千姫は、そんな風間に向けて反論を許さない勢いで続けた。
「鬼の一族の中で最も旧き血を引く私の子であれば、当然鬼の正統の血筋。何人子を産ませようと、我が子の上を行くものは現れぬことは自明の理であろう! 風間家頭領ともあろうものがそれも分からぬか!」
「……ふん、言ってくれる……」
苦笑いを見せ、風間は小さく息をついた。伊達に旧き鬼の血を継いではいないということか、という呟きののち、彼は喜悦の色をにじませながら、不遜に笑う。
「いいだろう。この世の動乱が落ち着いた末に、貴様を迎えに行くとしよう」
行くぞ天霧、と声をかけ、風間は踵を返す。丁重に千姫と千鶴へ礼をした天霧が彼の後に続くと、風間はふと足を止めて肩越しに振り返った。
「……命拾いしたな、まがい物。だが、お前が醜く狂い果てるのであれば、問答無用に殺す。それを肝に銘じておくのだな」
もっとも、と、風間はどこか面白そうに笑いながら続ける。
「そうなろうものなら、あの紫苑の者が放ってもおかんだろうが。あれは、あれこれ言いながら、人に甘い」
呆れた風情で息をつき、風間と天霧はそのまま森の闇の奥へ溶けるように姿を消す。
冷えた風が頬をなで、妙な緊張感だけが残る。
そんな空気を払しょくするように、千姫は大きくため息をついた。
「……まがい物まがい物って、随分と好き勝手なこと言っちゃって……」
その声色は、先ほどまで見せていた『姫』としての部分からはかけ離れたものだった。表情の落差に頭がついていかないながらも、千鶴はなんとか礼の言葉を絞り出す。
「お千ちゃん……それに君菊さん、牡丹さん、ありがとう、助けてくれて」
「いえ、私は姫の護衛としてついてきたまでですので。礼でしたら、姫と牡丹に」
「私も大したことはしておりませんので、お気遣いなく」
千姫の後ろへと下がった牡丹の軽い礼とともに放たれたその言葉に、千姫は困った様子で息をついた。
「もう少し厚意ってものを素直に受け取るようにしなさいな、牡丹。そんなだから悠日に心配をかける羽目になるのよ?」
「……それは……っと、今はそのようなことを悠長に話している場合ではありません。まだ気配は遠いですが、敵方の――新政府軍の者たちがこちらへ近づいています」
「そうね、じゃあ積もる話はまた今度にしましょう。二人はこれからどうするの?」
切り替えの早い三人に、ほんの少し戸惑いながらも藤堂はそれに答えた。
「俺たちは……大坂城に行くつもりだ」
「たぶん、ほかの皆さんもそこに向かってるだろうから……」
そういう話で伏見奉行所を出てきたのだ。対抗する手段もないのだし、それ以外に行き場所もない。

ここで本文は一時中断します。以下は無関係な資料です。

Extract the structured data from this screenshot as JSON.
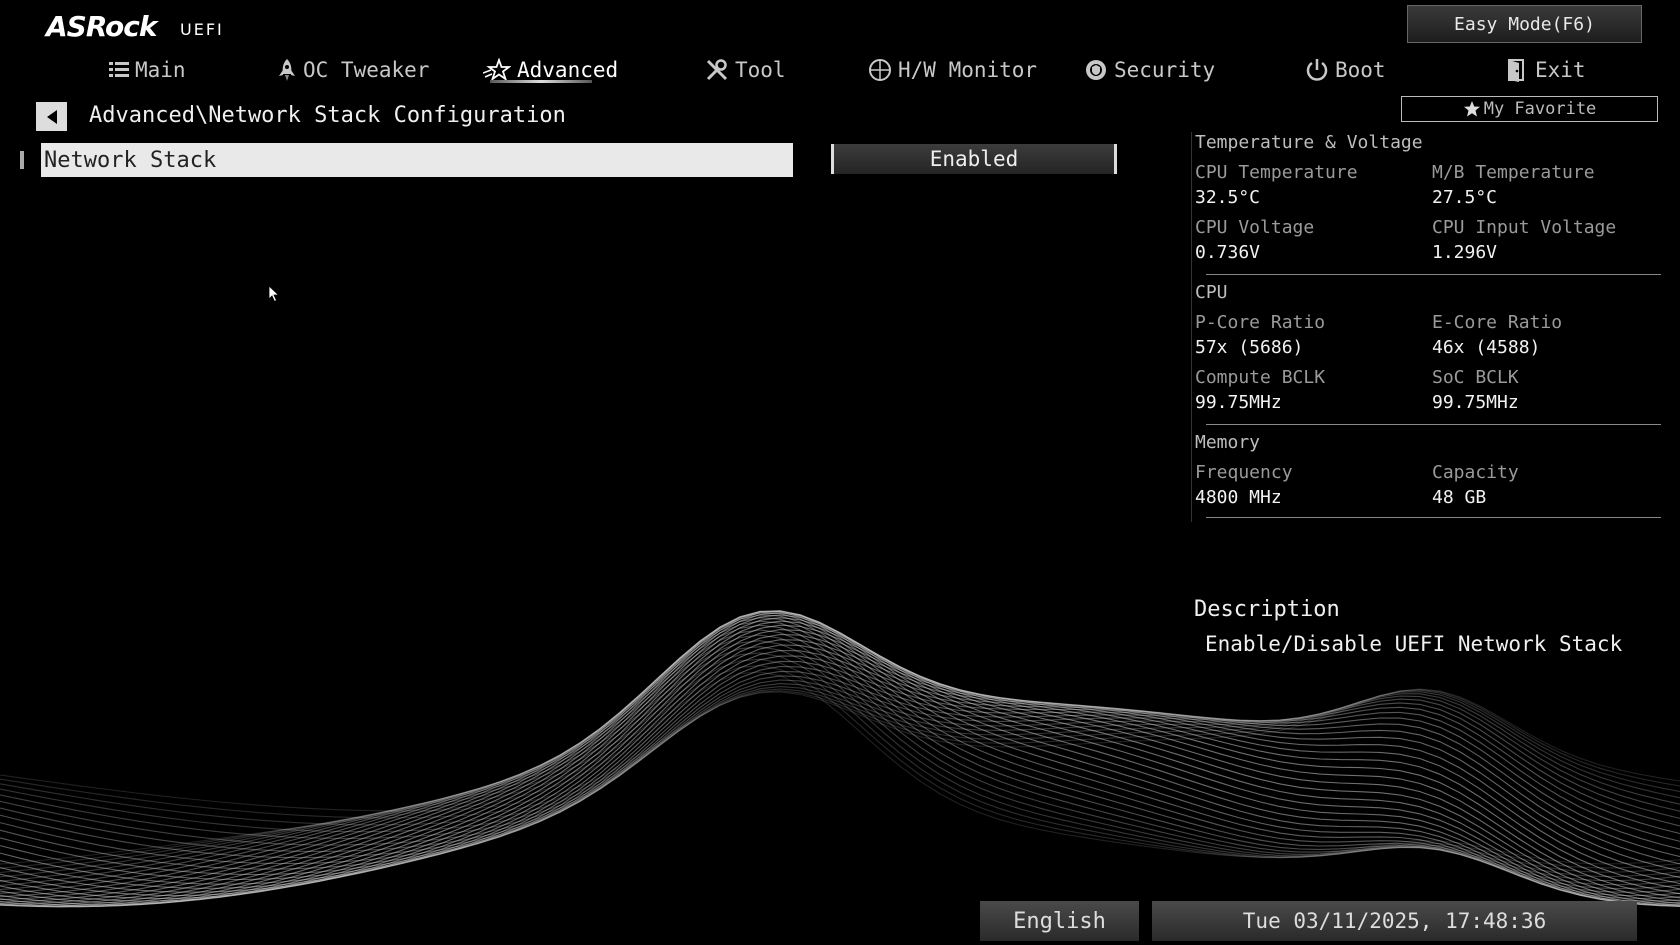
{
  "brand": {
    "logo": "ASRock",
    "sub": "UEFI"
  },
  "easy_mode": "Easy Mode(F6)",
  "nav": [
    {
      "id": "main",
      "label": "Main",
      "icon": "list-icon"
    },
    {
      "id": "oc",
      "label": "OC Tweaker",
      "icon": "rocket-icon"
    },
    {
      "id": "advanced",
      "label": "Advanced",
      "icon": "star-icon",
      "active": true
    },
    {
      "id": "tool",
      "label": "Tool",
      "icon": "wrench-icon"
    },
    {
      "id": "hw",
      "label": "H/W Monitor",
      "icon": "monitor-icon"
    },
    {
      "id": "security",
      "label": "Security",
      "icon": "shield-icon"
    },
    {
      "id": "boot",
      "label": "Boot",
      "icon": "power-icon"
    },
    {
      "id": "exit",
      "label": "Exit",
      "icon": "exit-icon"
    }
  ],
  "breadcrumb": "Advanced\\Network Stack Configuration",
  "favorite": "My Favorite",
  "setting": {
    "label": "Network Stack",
    "value": "Enabled"
  },
  "panel": {
    "temp_voltage": {
      "title": "Temperature & Voltage",
      "cpu_temp_label": "CPU Temperature",
      "cpu_temp": "32.5°C",
      "mb_temp_label": "M/B Temperature",
      "mb_temp": "27.5°C",
      "cpu_volt_label": "CPU Voltage",
      "cpu_volt": "0.736V",
      "cpu_input_label": "CPU Input Voltage",
      "cpu_input": "1.296V"
    },
    "cpu": {
      "title": "CPU",
      "pcore_label": "P-Core Ratio",
      "pcore": "57x (5686)",
      "ecore_label": "E-Core Ratio",
      "ecore": "46x (4588)",
      "compute_label": "Compute BCLK",
      "compute": "99.75MHz",
      "soc_label": "SoC BCLK",
      "soc": "99.75MHz"
    },
    "memory": {
      "title": "Memory",
      "freq_label": "Frequency",
      "freq": "4800 MHz",
      "cap_label": "Capacity",
      "cap": "48 GB"
    }
  },
  "description": {
    "title": "Description",
    "text": "Enable/Disable UEFI Network Stack"
  },
  "language": "English",
  "datetime": "Tue 03/11/2025, 17:48:36"
}
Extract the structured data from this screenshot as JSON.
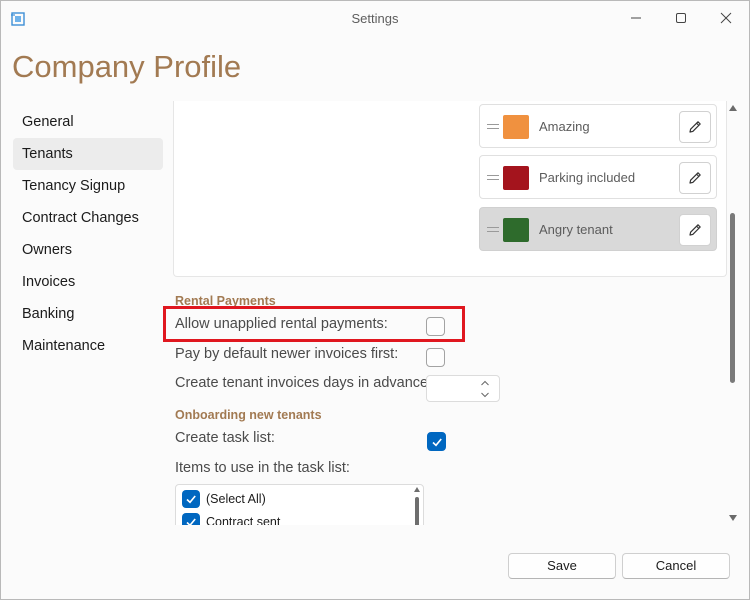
{
  "window": {
    "title": "Settings",
    "app_icon": "app-window-icon",
    "controls": [
      "minimize-icon",
      "maximize-icon",
      "close-icon"
    ]
  },
  "page": {
    "title": "Company Profile"
  },
  "nav": {
    "selected": "Tenants",
    "items": [
      {
        "label": "General"
      },
      {
        "label": "Tenants"
      },
      {
        "label": "Tenancy Signup"
      },
      {
        "label": "Contract Changes"
      },
      {
        "label": "Owners"
      },
      {
        "label": "Invoices"
      },
      {
        "label": "Banking"
      },
      {
        "label": "Maintenance"
      }
    ]
  },
  "tags": [
    {
      "label": "Amazing",
      "color": "#f0913f",
      "active": false
    },
    {
      "label": "Parking included",
      "color": "#a4141d",
      "active": false
    },
    {
      "label": "Angry tenant",
      "color": "#2e6b2c",
      "active": true
    }
  ],
  "rental_payments": {
    "heading": "Rental Payments",
    "allow_unapplied_label": "Allow unapplied rental payments:",
    "allow_unapplied_checked": false,
    "pay_newer_first_label": "Pay by default newer invoices first:",
    "pay_newer_first_checked": false,
    "invoice_days_label": "Create tenant invoices days in advance:",
    "invoice_days_value": ""
  },
  "onboarding": {
    "heading": "Onboarding new tenants",
    "create_task_list_label": "Create task list:",
    "create_task_list_checked": true,
    "items_label": "Items to use in the task list:",
    "task_items": [
      {
        "label": "(Select All)",
        "checked": true
      },
      {
        "label": "Contract sent",
        "checked": true
      }
    ]
  },
  "footer": {
    "save_label": "Save",
    "cancel_label": "Cancel"
  },
  "colors": {
    "accent": "#a27a52",
    "checkbox_blue": "#0067c0",
    "highlight": "#e0171f"
  }
}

「それが妥当でしょう。この先の淀城は幕府を裏切り、新政府側へと着きました。そこを抜ければ、大した障害なくたどり着けるかと」
君菊の言葉に、藤堂も千鶴も苦い表情を浮かべる。それに釣られたように苦笑いを浮かべながら、千姫は肩越しに牡丹を振り返った。
「牡丹、あなたはどうするつもり?」
「私は、先行してお話しておきたいこともありますので、お二人の護衛がてらついてまいります。何でしたら、千姫様の先ほどの件でのお話も伝えられることはお伝えいたしましょうか?」
「そうね……そうしてもらえる? ……でも、あの子のことはあれに任せておいていいの? 一応、新選組とは敵対してた勢力よ」
「問題ございませんでしょう。何せかの家は、霞原に手出しするなと大伯父君の代より厳命されておりますから。何より、約束事に関しては最もうるさいと評判の一族ですし」
あれだの何だのとかなり遠回しな表現が飛び交い、藤堂も千鶴も全くついていけていない。それをもちろん彼女たちも分かっているのだが、配慮する様子もまた見られなかった。
「……まあ、風間についてうろうろしてたって点では手を出してるんだろうけど……直接の危害は加わってないんだから、そこはぎりぎりの線ってところなんでしょうねぇ」
「それに、彼の属していた藩が姫に手を出したのですから、そう言う意味での罪滅ぼしも兼ねて頂かないと困りますので。菊、あの方に、姫に何かあったら容赦しないと伝えておいてくれるか?」
「承りました。あなたも、あまり無茶はしないように」
何があれ姫が第一。そんな言葉が聞こえてきそうな牡丹のそれに、君菊も行動への釘を差しつつ了承の言葉を述べた。